Maio e as medidas mais de confinamento começam a surgir
Diante do inevitável colapso do sistema público de saúde; protestos encabeçados por Bolsonaro pelo fim da quarentena; pessoas descumprindo as medidas de isolamento por causa da falta de informação e de liderança do presidente e a extrema dificuldade de lidar com as comunidades mais pobres brasileiras, não houve outra saída senão decretar o confinamento social em algumas cidades. O que se popularizou como “lockdown” foi adotado nos estados do Maranhão, Pará e Amapá e em cidades dos estados do Amazonas, Mato Grosso do Sul, Minas Gerais, Paraná, Rio de Janeiro e Rio Grande do Norte. No estado de Pernambuco também foram adotadas medidas mais restritivas em alguns municípios da região metropolitana da capital Recife, mas o governo preferiu não usar o termo em inglês.
Rapidamente, logo nos primeiros dez dias do mês, o Brasil dobrou o número de mortes desde o fim de abril e chegou aos mais de 10 mil brasileiros e brasileiras mortas pela covid-19. A doença avança rápido para ser um dos principais motivos de mortes no país. No dia 15, o novo ministro da saúde pede demissão depois de divergências com Bolsonaro sobre o uso da cloroquina como tratamento. Seguindo Trump, Bolsonaro começou a forçar a utilização do medicamento no tratamento da doença mesmo sem evidência científica. E mesmo sem ser médico.
Bolsonaro exigiu que o laboratório do Exército brasileiro passasse a fabricar o medicamento e que o protocolo de atenção à covid-19 fosse modificado para inserir o uso da droga no início dos sintomas. O motivo pela insistência no uso do medicamento é para que as pessoas se sintam confortáveis em sair de casa, sabendo que existe tratamento caso elas fiquem doentes. O que ele argumenta também é que é um medicamento barato. Contudo, o preço pago pelo governo na matéria prima aumentos seis vezes em menos de um ano. Diversos estudos mostram que não há conclusão sobre efetividade da droga e os riscos podem ser maiores do que a própria doença.

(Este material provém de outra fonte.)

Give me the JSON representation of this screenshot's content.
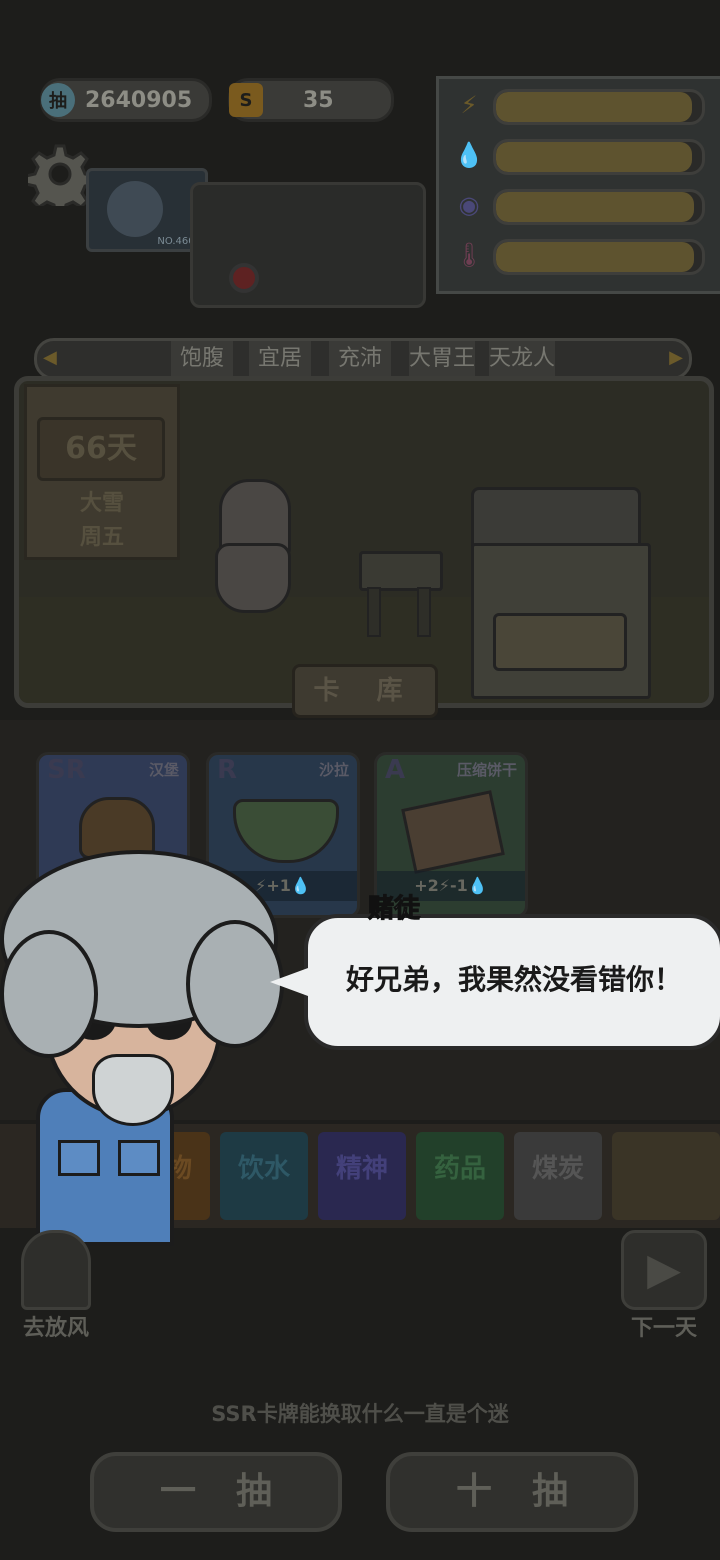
{
  "currencies": {
    "draws": {
      "icon": "抽",
      "value": "2640905"
    },
    "coins": {
      "icon": "S",
      "value": "35"
    }
  },
  "stats": [
    {
      "icon_name": "energy-icon",
      "level": 0.95
    },
    {
      "icon_name": "water-drop-icon",
      "level": 0.95
    },
    {
      "icon_name": "brain-icon",
      "level": 0.96
    },
    {
      "icon_name": "thermometer-icon",
      "level": 0.96
    }
  ],
  "avatar_label": "NO.4601",
  "tabs": [
    "饱腹",
    "宜居",
    "充沛",
    "大胃王",
    "天龙人"
  ],
  "day_board": {
    "day": "66天",
    "weather": "大雪",
    "weekday": "周五"
  },
  "card_library_label": "卡 库",
  "cards": [
    {
      "rank": "SR",
      "name": "汉堡",
      "stats": ""
    },
    {
      "rank": "R",
      "name": "沙拉",
      "stats": "⚡+1💧"
    },
    {
      "rank": "A",
      "name": "压缩饼干",
      "stats": "+2⚡-1💧"
    }
  ],
  "categories": [
    "食物",
    "饮水",
    "精神",
    "药品",
    "煤炭"
  ],
  "dialog": {
    "speaker": "赌徒",
    "text": "好兄弟，我果然没看错你！"
  },
  "side_buttons": {
    "left": "去放风",
    "right": "下一天"
  },
  "tip": "SSR卡牌能换取什么一直是个迷",
  "draw_buttons": {
    "single": "一抽",
    "ten": "十抽"
  },
  "colors": {
    "accent": "#6b5a2a",
    "bubble": "#eef0f1",
    "background": "#1d1d1b"
  }
}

Aproximando-se do fim do mês, temos mais de 250 mil casos confirmados da doença e ultrapassamos o Reino Unido. Estamos agora na terceira posição do mundo dentre os países com mais infectados (lembrando sempre que temos uma grande subnotificação pois apenas os casos mais graves são testados). O número de mortes chega a 16.762 brasileiras e brasileiros. No momento que esse texto for ao ar, esse número estará bem maior.
Com as imensas discrepâncias do nosso país, já sabíamos que quando o vírus atingisse as camadas mais pobres nós teríamos um grande aumento de casos e uma média de morte mais elevada por causa da fragilidade das nossas populações. Contudo, o discurso de Bolsonaro tem colaborado para piorar nossa resposta. Quem pode ficar em casa e ajudar a diminuir o fluxo de contaminação tem se arriscado a ir para as ruas inclusive para pedir o fim do isolamento. Os estados e municípios estão isolados no combate sem ajuda do governo federal. Pequenas e micro empresas também reclamam da falta de suporte e a população mais pobre passou por um calvário para conseguir receber apenas 600 reais como ajuda financeira.
Pandemias causam crises econômicas e isso é inevitável. O que pode ser evitada é a dimensão desta crise. A resposta dada pelo governo brasileiro até hoje tem contribuído para levar o Brasil a pior crise econômica da sua história segundo analistas. Do outro lado, milhares de vidas estão indo embora sem o mínimo de dignidade nos últimos momentos. Dezenas de milhares de profissionais da saúde se arriscam heroicamente com o pouco que têm para salvar as vidas que conseguem. Até quando teremos que suportar essa falta de comando no maior país da América do Sul?